I can’t imagine not dancing in the parade with the live music, if one is able to do so, as it is just so much fun! There are, however, many people who line the route to watch and enjoy, as well as those who camp out at front-row-seats in bars and restaurants to watch the parade pass by.

Life in the Plaza Machado after the callejoneada was a sight to behold as well. I unfortunately can’t tell you anything about the event inside the theater, as though we waited in line at the Machado for about 90 minutes to get tickets, they ran out long before it was our turn.
We met one woman who was here in town to celebrate her 50th birthday, all the way from Washington DC with two of her best girlfriends. They obviously brought complete Day of the Dead costumes with them for their holiday! We saw store-bought costumes, handmade costumes, traditional and modern versions, and fortunately there were many of us who were still alive and un-costumed to enjoy the rest!

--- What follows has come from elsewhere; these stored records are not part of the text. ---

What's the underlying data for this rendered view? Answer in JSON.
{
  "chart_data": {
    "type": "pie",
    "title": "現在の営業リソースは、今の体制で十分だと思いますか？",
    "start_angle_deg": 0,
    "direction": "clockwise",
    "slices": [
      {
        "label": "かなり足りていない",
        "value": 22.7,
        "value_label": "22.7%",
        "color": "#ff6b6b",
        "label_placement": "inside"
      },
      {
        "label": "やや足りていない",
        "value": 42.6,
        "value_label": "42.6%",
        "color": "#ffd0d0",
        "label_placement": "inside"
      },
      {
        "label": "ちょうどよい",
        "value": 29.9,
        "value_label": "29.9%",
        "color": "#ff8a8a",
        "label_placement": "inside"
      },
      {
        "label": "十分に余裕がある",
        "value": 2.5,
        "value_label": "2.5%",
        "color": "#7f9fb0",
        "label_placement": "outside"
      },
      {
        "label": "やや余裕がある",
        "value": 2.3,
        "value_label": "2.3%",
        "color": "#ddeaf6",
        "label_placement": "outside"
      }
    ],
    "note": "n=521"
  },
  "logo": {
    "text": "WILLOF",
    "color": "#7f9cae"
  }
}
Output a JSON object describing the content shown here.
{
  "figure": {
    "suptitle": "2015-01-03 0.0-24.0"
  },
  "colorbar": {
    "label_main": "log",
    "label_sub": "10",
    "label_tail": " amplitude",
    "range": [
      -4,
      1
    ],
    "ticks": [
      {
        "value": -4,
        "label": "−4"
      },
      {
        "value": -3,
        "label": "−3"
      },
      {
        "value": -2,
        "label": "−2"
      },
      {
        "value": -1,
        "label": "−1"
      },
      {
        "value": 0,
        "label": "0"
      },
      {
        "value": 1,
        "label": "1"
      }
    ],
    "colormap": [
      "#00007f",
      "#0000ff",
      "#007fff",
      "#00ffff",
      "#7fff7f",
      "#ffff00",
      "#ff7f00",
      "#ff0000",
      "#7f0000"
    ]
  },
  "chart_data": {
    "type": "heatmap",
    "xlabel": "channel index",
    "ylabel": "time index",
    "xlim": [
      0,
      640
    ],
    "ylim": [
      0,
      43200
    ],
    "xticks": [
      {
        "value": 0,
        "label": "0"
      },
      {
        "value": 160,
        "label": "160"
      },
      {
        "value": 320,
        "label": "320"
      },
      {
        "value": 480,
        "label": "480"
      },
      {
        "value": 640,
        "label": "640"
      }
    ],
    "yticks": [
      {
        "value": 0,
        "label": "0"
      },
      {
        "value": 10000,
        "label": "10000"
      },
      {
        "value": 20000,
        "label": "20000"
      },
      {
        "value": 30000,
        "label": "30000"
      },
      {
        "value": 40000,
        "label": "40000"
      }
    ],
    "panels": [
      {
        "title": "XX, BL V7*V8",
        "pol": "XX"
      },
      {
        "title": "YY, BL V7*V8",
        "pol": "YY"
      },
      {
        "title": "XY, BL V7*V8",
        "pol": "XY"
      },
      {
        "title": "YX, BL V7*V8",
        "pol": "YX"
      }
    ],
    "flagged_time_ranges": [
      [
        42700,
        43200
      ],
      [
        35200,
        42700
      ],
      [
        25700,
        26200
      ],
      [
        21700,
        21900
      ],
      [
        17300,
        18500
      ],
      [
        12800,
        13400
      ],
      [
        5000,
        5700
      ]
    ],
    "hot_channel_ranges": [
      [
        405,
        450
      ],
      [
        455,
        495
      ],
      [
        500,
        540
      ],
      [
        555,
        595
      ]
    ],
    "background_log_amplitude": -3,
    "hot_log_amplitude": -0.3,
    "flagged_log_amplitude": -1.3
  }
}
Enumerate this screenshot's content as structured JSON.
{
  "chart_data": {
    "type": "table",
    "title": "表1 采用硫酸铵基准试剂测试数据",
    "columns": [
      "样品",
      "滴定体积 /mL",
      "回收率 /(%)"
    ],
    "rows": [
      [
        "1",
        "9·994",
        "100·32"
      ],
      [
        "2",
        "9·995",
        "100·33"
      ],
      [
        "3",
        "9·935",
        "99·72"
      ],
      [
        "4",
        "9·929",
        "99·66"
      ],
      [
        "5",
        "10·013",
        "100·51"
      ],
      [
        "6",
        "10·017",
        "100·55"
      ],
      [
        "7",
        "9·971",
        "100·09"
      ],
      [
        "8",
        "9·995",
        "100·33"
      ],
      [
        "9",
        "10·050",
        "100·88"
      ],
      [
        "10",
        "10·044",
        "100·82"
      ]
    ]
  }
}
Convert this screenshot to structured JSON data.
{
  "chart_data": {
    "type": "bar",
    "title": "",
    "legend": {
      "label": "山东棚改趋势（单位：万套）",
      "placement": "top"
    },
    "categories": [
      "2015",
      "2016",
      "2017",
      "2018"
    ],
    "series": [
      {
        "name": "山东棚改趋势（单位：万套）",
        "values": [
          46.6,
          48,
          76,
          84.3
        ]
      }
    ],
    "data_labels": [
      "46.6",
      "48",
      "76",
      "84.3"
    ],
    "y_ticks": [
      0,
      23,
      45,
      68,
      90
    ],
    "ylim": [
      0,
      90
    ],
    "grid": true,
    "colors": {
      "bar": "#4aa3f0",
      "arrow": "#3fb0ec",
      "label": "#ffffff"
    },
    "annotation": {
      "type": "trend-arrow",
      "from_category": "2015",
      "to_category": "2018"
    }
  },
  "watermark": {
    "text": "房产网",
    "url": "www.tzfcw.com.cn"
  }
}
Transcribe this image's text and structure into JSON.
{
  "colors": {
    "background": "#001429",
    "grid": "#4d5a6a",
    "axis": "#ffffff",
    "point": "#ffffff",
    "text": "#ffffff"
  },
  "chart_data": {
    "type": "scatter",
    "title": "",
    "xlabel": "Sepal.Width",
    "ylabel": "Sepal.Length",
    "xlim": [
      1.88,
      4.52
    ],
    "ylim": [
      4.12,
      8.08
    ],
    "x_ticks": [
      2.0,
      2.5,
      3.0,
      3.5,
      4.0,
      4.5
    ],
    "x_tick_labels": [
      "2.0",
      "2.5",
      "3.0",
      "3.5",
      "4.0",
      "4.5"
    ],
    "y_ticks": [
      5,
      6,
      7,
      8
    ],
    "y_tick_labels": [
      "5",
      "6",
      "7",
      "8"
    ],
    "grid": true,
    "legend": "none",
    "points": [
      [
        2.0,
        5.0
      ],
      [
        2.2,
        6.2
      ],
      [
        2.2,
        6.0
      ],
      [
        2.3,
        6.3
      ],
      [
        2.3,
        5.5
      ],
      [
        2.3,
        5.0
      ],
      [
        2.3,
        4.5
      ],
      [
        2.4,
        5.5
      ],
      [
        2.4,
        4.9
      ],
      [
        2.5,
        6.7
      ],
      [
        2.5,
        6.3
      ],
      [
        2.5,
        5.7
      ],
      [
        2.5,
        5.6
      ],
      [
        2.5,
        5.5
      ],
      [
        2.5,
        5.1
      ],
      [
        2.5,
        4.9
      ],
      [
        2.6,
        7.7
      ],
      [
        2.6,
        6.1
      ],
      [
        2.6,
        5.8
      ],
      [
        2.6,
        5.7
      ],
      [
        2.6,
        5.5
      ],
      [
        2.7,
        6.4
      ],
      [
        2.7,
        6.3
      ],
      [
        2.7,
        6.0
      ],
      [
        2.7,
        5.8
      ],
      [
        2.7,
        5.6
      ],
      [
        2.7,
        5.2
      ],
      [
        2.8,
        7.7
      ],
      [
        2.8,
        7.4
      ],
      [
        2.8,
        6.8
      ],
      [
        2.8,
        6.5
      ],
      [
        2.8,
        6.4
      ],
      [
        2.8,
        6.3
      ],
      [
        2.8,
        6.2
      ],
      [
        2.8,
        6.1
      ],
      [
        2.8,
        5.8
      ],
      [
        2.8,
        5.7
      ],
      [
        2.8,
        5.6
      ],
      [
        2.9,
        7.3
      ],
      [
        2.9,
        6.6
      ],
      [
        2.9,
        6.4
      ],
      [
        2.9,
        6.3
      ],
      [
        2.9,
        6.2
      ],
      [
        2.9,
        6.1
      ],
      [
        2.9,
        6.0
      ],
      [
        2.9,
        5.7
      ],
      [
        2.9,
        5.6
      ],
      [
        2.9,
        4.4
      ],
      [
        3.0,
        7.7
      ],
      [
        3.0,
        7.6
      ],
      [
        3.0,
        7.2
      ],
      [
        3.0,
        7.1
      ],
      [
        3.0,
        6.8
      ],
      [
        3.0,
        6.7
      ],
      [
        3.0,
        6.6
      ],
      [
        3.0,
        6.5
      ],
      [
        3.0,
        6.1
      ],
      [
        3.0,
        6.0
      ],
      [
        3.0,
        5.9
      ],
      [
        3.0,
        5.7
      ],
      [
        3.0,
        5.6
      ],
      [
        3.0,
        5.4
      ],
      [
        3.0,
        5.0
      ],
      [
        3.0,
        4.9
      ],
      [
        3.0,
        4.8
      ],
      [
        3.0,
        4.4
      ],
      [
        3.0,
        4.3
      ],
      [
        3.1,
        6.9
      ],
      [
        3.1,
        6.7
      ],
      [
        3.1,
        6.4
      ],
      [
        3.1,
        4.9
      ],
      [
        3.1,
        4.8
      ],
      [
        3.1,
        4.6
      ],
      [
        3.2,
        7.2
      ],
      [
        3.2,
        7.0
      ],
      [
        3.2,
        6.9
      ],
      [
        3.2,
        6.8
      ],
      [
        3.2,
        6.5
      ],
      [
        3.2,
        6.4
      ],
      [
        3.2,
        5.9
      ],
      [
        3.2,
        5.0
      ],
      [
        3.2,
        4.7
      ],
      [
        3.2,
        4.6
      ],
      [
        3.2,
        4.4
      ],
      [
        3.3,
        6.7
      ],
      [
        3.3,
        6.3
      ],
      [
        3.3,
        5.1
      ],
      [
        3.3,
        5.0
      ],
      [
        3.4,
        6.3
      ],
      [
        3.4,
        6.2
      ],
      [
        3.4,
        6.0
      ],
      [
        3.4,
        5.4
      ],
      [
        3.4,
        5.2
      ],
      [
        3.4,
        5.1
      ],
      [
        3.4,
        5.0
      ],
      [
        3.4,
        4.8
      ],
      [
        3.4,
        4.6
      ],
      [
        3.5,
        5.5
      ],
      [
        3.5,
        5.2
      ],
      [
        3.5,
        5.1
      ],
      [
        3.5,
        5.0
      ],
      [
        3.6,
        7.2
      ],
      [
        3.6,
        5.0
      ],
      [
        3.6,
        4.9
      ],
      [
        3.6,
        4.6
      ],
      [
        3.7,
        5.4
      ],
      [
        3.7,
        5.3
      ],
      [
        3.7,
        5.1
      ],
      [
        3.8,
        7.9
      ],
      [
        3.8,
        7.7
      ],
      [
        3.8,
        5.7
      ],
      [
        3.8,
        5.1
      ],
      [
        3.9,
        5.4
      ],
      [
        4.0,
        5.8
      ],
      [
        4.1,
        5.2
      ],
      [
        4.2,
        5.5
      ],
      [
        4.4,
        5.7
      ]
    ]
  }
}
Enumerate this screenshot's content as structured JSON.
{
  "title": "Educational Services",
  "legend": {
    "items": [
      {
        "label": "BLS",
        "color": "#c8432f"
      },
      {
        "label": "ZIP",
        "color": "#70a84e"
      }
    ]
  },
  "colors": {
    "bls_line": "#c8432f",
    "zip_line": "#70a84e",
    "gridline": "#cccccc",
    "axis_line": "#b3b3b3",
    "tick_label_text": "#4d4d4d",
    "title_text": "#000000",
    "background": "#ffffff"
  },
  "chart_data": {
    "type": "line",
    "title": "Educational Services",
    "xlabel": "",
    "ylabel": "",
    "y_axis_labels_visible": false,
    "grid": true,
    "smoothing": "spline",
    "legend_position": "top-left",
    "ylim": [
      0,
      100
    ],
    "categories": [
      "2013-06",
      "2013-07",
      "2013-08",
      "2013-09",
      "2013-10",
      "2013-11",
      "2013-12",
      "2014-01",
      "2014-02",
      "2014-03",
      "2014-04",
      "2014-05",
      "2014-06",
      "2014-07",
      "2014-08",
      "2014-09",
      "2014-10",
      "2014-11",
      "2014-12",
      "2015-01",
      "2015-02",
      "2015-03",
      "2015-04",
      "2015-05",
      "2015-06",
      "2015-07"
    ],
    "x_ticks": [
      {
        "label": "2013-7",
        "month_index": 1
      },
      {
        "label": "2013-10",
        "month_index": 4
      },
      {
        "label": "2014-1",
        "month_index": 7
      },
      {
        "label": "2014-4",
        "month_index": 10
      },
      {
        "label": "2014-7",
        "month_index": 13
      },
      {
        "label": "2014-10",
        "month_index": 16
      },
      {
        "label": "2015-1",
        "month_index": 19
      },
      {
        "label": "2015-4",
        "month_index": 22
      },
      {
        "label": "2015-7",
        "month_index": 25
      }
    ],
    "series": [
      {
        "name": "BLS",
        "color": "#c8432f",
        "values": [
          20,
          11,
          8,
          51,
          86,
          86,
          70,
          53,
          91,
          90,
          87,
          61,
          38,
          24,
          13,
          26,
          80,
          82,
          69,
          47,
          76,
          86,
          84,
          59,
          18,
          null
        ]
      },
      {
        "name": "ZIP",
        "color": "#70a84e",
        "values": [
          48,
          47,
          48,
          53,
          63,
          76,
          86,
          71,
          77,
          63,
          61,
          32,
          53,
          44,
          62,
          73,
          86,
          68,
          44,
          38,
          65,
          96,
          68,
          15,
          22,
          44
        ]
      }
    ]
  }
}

My absolute favorite moment of the evening, and there were so many awesome ones to choose from, was as the callejoneada entered the plazuela. Just in front of the theater, a group of young men started cheering loudly, dancing and jumping around. “Güero! “Güero!” they were shouting. As I turned around to see what all the happy commotion was about, I realized they were cheering on my partner, Greg. He was dancing happily, having been soaked with beer head to toe earlier in the evening.
31.DSC_0378Guero!
CULTURA TV is going to stream it’s video of the callejoneada this Wednesday, November 5, at 5:00 pm local time. Be sure to check it out! There are many more aspects of Day of the Dead in Mazatlán; the callenjoneada is just one activity. This blog post can give you a broader idea for your trip. I know my favorites include making an altar to remember my departed family members and friends, as well as remembering them in Mass each year. We hope you’ll join us so we can dance with you all next year!